I didn’t grow up going to church. The few times I remember going were for weddings, funerals and an occasional Sunday School class with a cousin.
I had heard of God and Jesus, they just weren’t part of my everyday-walking-around-living-life thoughts.
So when a young girl I was interested in invited me to spend a week on a youth mission trip, I jumped at the chance. Not to spend a week serving. Not to learn more about God/Jesus/the Church. To spend a week with a young girl.
Long story a bit shorter, she didn’t go. I did. A couple dozen nudges and lots of conversation later, I became a pastor.

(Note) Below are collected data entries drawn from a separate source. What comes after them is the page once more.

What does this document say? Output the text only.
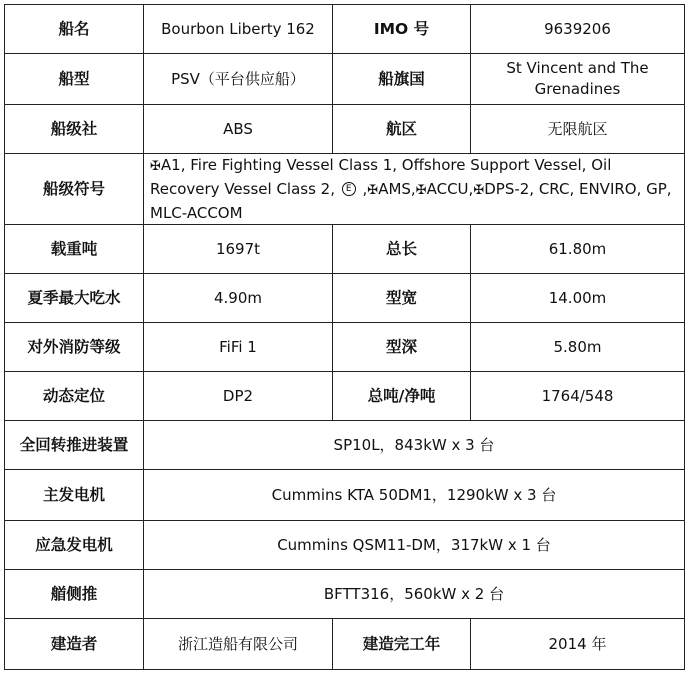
船名	Bourbon Liberty 162	IMO 号	9639206
船型	PSV（平台供应船）	船旗国	St Vincent and The Grenadines
船级社	ABS	航区	无限航区
船级符号	✠A1, Fire Fighting Vessel Class 1, Offshore Support Vessel, Oil Recovery Vessel Class 2, E ,✠AMS,✠ACCU,✠DPS-2, CRC, ENVIRO, GP, MLC-ACCOM		
载重吨	1697t	总长	61.80m
夏季最大吃水	4.90m	型宽	14.00m
对外消防等级	FiFi 1	型深	5.80m
动态定位	DP2	总吨/净吨	1764/548
全回转推进装置	SP10L，843kW x 3 台		
主发电机	Cummins KTA 50DM1，1290kW x 3 台		
应急发电机	Cummins QSM11-DM，317kW x 1 台		
艏侧推	BFTT316，560kW x 2 台		
建造者	浙江造船有限公司	建造完工年	2014 年
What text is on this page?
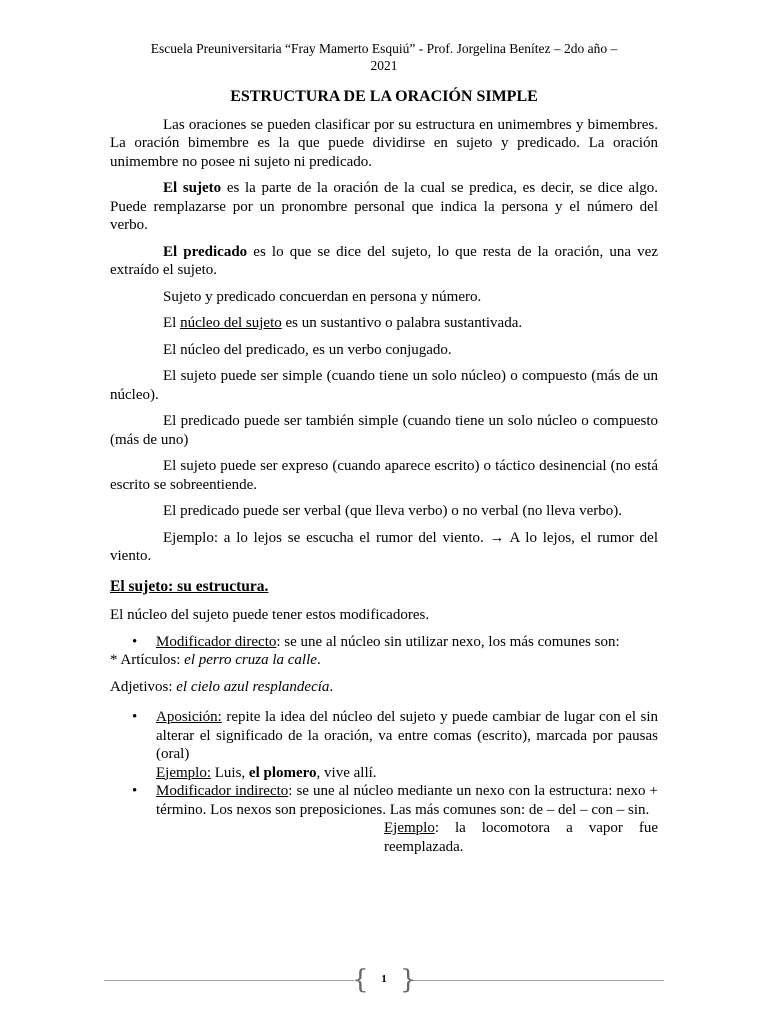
Escuela Preuniversitaria “Fray Mamerto Esquiú” - Prof. Jorgelina Benítez – 2do año –
2021
ESTRUCTURA DE LA ORACIÓN SIMPLE

Las oraciones se pueden clasificar por su estructura en unimembres y bimembres. La oración bimembre es la que puede dividirse en sujeto y predicado. La oración unimembre no posee ni sujeto ni predicado.

El sujeto es la parte de la oración de la cual se predica, es decir, se dice algo. Puede remplazarse por un pronombre personal que indica la persona y el número del verbo.

El predicado es lo que se dice del sujeto, lo que resta de la oración, una vez extraído el sujeto.

Sujeto y predicado concuerdan en persona y número.

El núcleo del sujeto es un sustantivo o palabra sustantivada.

El núcleo del predicado, es un verbo conjugado.

El sujeto puede ser simple (cuando tiene un solo núcleo) o compuesto (más de un núcleo).

El predicado puede ser también simple (cuando tiene un solo núcleo o compuesto (más de uno)

El sujeto puede ser expreso (cuando aparece escrito) o táctico desinencial (no está escrito se sobreentiende.

El predicado puede ser verbal (que lleva verbo) o no verbal (no lleva verbo).

Ejemplo: a lo lejos se escucha el rumor del viento. → A lo lejos, el rumor del viento.

El sujeto: su estructura.

El núcleo del sujeto puede tener estos modificadores.

• Modificador directo: se une al núcleo sin utilizar nexo, los más comunes son:

* Artículos: el perro cruza la calle.

Adjetivos: el cielo azul resplandecía.

• Aposición: repite la idea del núcleo del sujeto y puede cambiar de lugar con el sin alterar el significado de la oración, va entre comas (escrito), marcada por pausas (oral)
Ejemplo: Luis, el plomero, vive allí.
• Modificador indirecto: se une al núcleo mediante un nexo con la estructura: nexo + término. Los nexos son preposiciones. Las más comunes son: de – del – con – sin.
Ejemplo: la locomotora a vapor fue reemplazada.
{	1 }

I’ve written papers about my “call to ministry”. I’ve read the call stories in the Bible and nodded along as I compared my own sense of call with some of the biggest names in the scriptures. Moses. Isaiah. Jeremiah. The Disciples. For me, being a pastor is a great honor and an amazing journey.
I have been with people as they breathed their last. I have held hands with people who just received news there was nothing more that could be done. I have laughed with new parents. I have stood in the lake and baptized new brothers/sisters in Christ. I have prayed and preached and sometimes I have even seen God use the things I have said to impact a life.
I like what I do. I love that I get to do it.
So, when my son told me the other day that I needed to “get a real job”. I wasn’t really sure what to say. When he added “like a DJ”. I probably laughed. My son, the future comedian.
But I’ve been thinking about that micro conversation.
What I see as a humbling gift from God – the opportunity to be a pastor – does my son sees as a waste of time?
What have I done or not done to leave him with this impression? What have I said, not said that led him to believe this is anything short of the best occupation ever?
And I think that must be the answer. In his eyes, being a pastor is an occupation. A job. It looks like a lot of writing and reading and talking. It doesn’t look like an adventure (but it is!). It doesn’t look all that fun (it certainly can be!). It doesn’t look like anything he’d ever imagine wanting to do himself (of course, neither did I!).
I’m interested in what he might say if we had a conversation about how I see what I do. Not as a job, but as a vocation…as a calling. As something I do, because I have been uniquely gifted to do it. As something I do, because I couldn’t find fulfillment and satisfaction doing anything else.
Because I have a fire in my bones. (Jeremiah 20:9)
Because the Spirit of the Lord is upon me. (Luke 4:18-19)
Because I have been thirsty and I don’t want to thirst anymore. (John 4:1-28)
At the end of our conversation he might still think it’s better to be a DJ than it is to be a pastor, but I pray he’ll understand, for me it could never be.